Franchise and management revenue was $1.4 million, down $0.2 million from the prior-year period. Entertainment revenue was $9.0 million, up $2.0 million from the prior-year period.

EBITDA for the nine-month period ending September 30, 2009 was $24.8 million, compared to $27.8 million for the prior-year period before a one-time expense for separation costs. The company's net income was $2.1 million, compared to net income of $4.6 million for the prior-year period before the one-time expense for separation costs. Diluted earnings per share for the nine-month period ending September 30, 2009 was $0.12, compared to diluted earnings of $0.25 per share for the prior-year period before the one-time expense for separation costs.

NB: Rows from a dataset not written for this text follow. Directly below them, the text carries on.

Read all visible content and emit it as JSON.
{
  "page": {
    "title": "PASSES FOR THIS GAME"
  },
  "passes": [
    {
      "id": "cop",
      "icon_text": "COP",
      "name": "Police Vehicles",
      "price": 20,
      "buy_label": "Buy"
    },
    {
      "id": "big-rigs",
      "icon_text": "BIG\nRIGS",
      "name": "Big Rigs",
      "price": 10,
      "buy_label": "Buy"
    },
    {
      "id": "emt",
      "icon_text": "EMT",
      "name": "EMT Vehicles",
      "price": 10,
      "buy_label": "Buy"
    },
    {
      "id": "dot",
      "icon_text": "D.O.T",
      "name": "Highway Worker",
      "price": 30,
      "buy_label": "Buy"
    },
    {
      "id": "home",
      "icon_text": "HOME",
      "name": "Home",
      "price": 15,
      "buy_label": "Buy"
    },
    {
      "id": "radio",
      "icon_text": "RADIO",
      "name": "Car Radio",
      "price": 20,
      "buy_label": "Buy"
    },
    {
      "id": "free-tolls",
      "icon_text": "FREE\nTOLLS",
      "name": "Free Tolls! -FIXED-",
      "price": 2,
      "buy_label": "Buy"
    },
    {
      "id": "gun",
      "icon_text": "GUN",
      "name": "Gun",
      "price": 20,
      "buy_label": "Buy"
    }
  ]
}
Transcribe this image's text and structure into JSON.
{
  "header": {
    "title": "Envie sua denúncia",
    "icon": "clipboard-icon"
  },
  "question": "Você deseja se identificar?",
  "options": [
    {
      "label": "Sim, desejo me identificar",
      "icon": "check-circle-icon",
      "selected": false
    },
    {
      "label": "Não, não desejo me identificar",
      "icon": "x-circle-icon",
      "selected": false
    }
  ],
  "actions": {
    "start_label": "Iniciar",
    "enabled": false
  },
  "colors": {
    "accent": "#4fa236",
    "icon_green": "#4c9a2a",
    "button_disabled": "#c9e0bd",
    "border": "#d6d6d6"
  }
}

Liquidity and Balance Sheet

As of September 30, 2009, the company had approximately $5.1 million in cash and cash equivalents, and outstanding debt of $133.9 million. The company's debt balance is comprised of $22.0 million outstanding under its variable rate credit facility, $13.3 million under a variable rate note with a bank, $30.8 million of publicly traded unsecured debt in the form of deeply subordinated trust preferred securities and a total of $67.8 million in fixed-rate non-recourse notes collateralized by individual hotels. The company's first term debt maturity is in September 2011 in the aggregate amount of $22.2 million. Only the credit facility, which also matures in September 2011, and the variable rate bank note have restrictive financial covenants, with which the company is in compliance as of September 30, 2009. During the seasonally strong third quarter, the company paid down $8 million of its variable rate credit facility.

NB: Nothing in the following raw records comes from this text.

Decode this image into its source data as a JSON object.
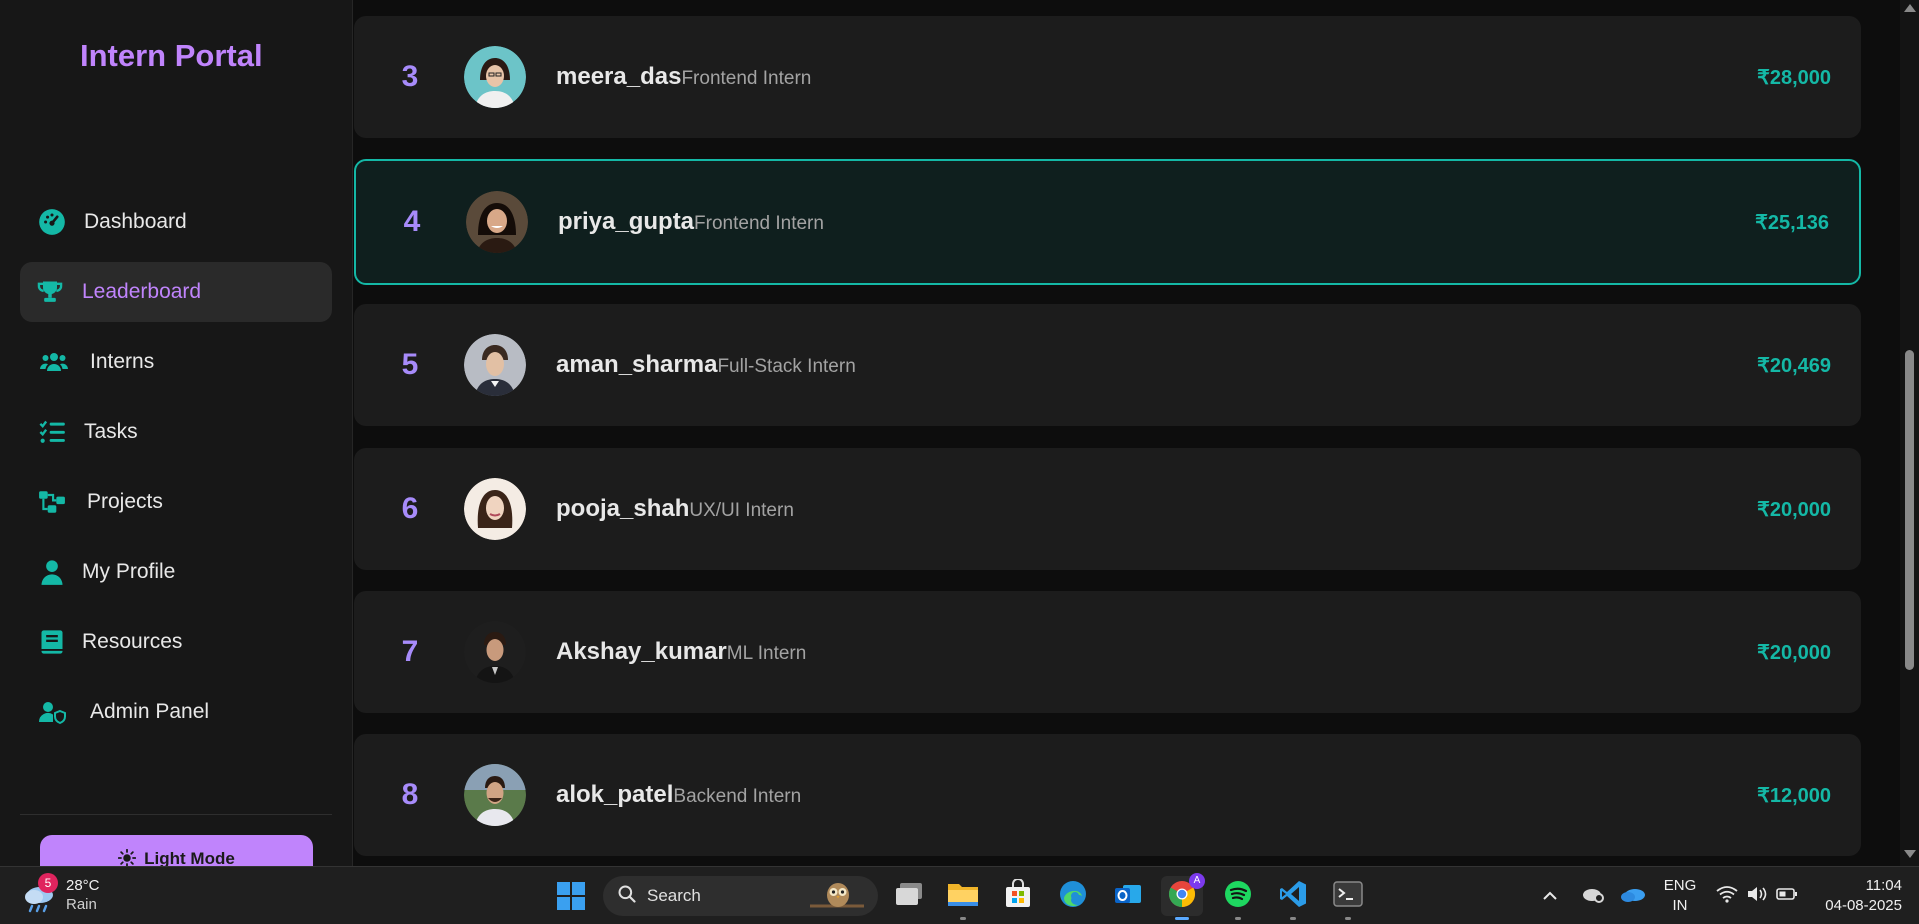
{
  "sidebar": {
    "brand": "Intern Portal",
    "items": [
      {
        "label": "Dashboard",
        "icon": "gauge-icon"
      },
      {
        "label": "Leaderboard",
        "icon": "trophy-icon",
        "active": true
      },
      {
        "label": "Interns",
        "icon": "users-icon"
      },
      {
        "label": "Tasks",
        "icon": "list-check-icon"
      },
      {
        "label": "Projects",
        "icon": "diagram-icon"
      },
      {
        "label": "My Profile",
        "icon": "user-icon"
      },
      {
        "label": "Resources",
        "icon": "book-icon"
      },
      {
        "label": "Admin Panel",
        "icon": "user-shield-icon"
      }
    ],
    "mode_button": "Light Mode"
  },
  "leaderboard": {
    "rows": [
      {
        "rank": "3",
        "username": "meera_das",
        "role": "Frontend Intern",
        "amount": "₹28,000"
      },
      {
        "rank": "4",
        "username": "priya_gupta",
        "role": "Frontend Intern",
        "amount": "₹25,136",
        "highlighted": true
      },
      {
        "rank": "5",
        "username": "aman_sharma",
        "role": "Full-Stack Intern",
        "amount": "₹20,469"
      },
      {
        "rank": "6",
        "username": "pooja_shah",
        "role": "UX/UI Intern",
        "amount": "₹20,000"
      },
      {
        "rank": "7",
        "username": "Akshay_kumar",
        "role": "ML Intern",
        "amount": "₹20,000"
      },
      {
        "rank": "8",
        "username": "alok_patel",
        "role": "Backend Intern",
        "amount": "₹12,000"
      }
    ]
  },
  "taskbar": {
    "weather": {
      "temp": "28°C",
      "condition": "Rain",
      "badge": "5"
    },
    "search_placeholder": "Search",
    "language": {
      "line1": "ENG",
      "line2": "IN"
    },
    "time": "11:04",
    "date": "04-08-2025",
    "chrome_badge": "A"
  },
  "colors": {
    "accent_purple": "#c084fc",
    "accent_teal": "#14b8a6",
    "rank_purple": "#a78bfa"
  }
}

Capital expenditures for the first nine months of 2009 totaled $15.1 million, including $5.7 million and $2.6 million spent on renovations at the company's Anaheim and Denver Southeast properties, respectively. The company expects to spend another $0.7 million on additional renovations at Denver Southeast in the fourth quarter of 2009 and another $2.3 million on normal capital expenditures at other properties. Combined, the total expected capital expenditures for 2009 will be approximately $18 million. Given current economic conditions, the company will continue to closely monitor capital spending.

Outlook for 2009

Based on currently available information, the company is revising its guidance for 2009 as follows:

  • 2009 RevPAR for company owned and leased hotels is expected to decline 12% to 14% from 2008

  • 2009 direct hotel operating margin is expected to range from flat to up 100 basis points

  • EBITDA is expected to be $27 to $29 million, before any special items

Commenting on the third quarter results, President and Chief Executive Officer Anupam Narayan said, "The weak economic and industry environment continued to drive declines in RevPAR; however, I was pleased with our aggressive sales and marketing efforts and revenue management during the quarter. Those efforts and our continued focus on cost controls enabled us to once again increase our hotel operating margin from the prior-year quarter."

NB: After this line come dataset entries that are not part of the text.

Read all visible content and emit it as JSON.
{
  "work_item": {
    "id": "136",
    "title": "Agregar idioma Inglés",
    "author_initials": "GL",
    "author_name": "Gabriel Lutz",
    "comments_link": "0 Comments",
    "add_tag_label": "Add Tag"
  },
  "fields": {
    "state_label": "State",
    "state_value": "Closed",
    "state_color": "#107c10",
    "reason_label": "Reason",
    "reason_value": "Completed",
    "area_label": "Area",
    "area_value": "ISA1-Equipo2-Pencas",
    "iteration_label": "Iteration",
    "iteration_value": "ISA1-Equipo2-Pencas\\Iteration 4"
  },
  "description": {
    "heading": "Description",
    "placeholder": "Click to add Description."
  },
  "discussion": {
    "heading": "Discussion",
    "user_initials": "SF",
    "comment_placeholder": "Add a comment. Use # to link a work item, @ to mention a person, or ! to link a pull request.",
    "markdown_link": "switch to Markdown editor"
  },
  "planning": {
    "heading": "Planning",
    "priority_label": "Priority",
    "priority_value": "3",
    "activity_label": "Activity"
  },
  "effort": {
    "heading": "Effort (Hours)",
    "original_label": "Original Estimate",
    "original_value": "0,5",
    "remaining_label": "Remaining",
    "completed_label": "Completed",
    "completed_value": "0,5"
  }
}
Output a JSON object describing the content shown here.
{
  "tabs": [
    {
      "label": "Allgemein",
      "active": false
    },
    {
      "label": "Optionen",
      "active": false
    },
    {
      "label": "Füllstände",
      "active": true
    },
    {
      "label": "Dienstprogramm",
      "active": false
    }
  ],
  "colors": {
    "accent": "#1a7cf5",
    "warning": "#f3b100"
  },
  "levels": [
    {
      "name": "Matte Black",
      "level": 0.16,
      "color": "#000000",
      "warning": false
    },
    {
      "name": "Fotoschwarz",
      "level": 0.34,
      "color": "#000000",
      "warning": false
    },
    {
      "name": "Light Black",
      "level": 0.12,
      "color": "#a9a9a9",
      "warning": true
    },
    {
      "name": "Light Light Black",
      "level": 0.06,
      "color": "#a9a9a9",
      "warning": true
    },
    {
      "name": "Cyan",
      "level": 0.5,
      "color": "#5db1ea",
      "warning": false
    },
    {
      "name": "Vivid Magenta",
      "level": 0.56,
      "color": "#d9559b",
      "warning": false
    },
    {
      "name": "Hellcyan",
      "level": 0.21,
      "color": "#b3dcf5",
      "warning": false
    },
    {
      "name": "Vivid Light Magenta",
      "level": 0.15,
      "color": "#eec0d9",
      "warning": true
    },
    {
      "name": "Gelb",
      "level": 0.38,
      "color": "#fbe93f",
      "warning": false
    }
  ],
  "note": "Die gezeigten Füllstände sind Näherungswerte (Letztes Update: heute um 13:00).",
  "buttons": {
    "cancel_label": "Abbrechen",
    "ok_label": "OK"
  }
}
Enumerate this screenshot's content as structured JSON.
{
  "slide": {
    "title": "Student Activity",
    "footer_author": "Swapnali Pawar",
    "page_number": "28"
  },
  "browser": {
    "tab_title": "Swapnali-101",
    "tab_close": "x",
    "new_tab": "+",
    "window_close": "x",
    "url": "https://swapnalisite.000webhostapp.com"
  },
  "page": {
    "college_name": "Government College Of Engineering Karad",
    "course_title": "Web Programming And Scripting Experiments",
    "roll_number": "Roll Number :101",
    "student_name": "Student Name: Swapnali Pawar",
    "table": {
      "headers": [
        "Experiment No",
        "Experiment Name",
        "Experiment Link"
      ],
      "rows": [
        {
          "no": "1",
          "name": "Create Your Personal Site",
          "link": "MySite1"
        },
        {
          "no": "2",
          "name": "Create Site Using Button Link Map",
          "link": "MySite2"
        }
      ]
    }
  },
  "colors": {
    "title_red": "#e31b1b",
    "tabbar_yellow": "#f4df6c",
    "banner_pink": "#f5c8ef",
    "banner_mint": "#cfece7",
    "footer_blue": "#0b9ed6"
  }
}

Narayan continued, "We have no debt maturities until September 2011 and we expect to end the year funding all of our operational and capital needs from operating cash flow. The industry continues to have limited forward visibility, and as such we will continue to focus on maximizing our profitability and cash flow by keeping a close eye on our cost structure and driving revenues through our sales and marketing efforts. General expectations are for some stabilization in the industry in the second half of 2010, and we are managing the company with that outlook in mind."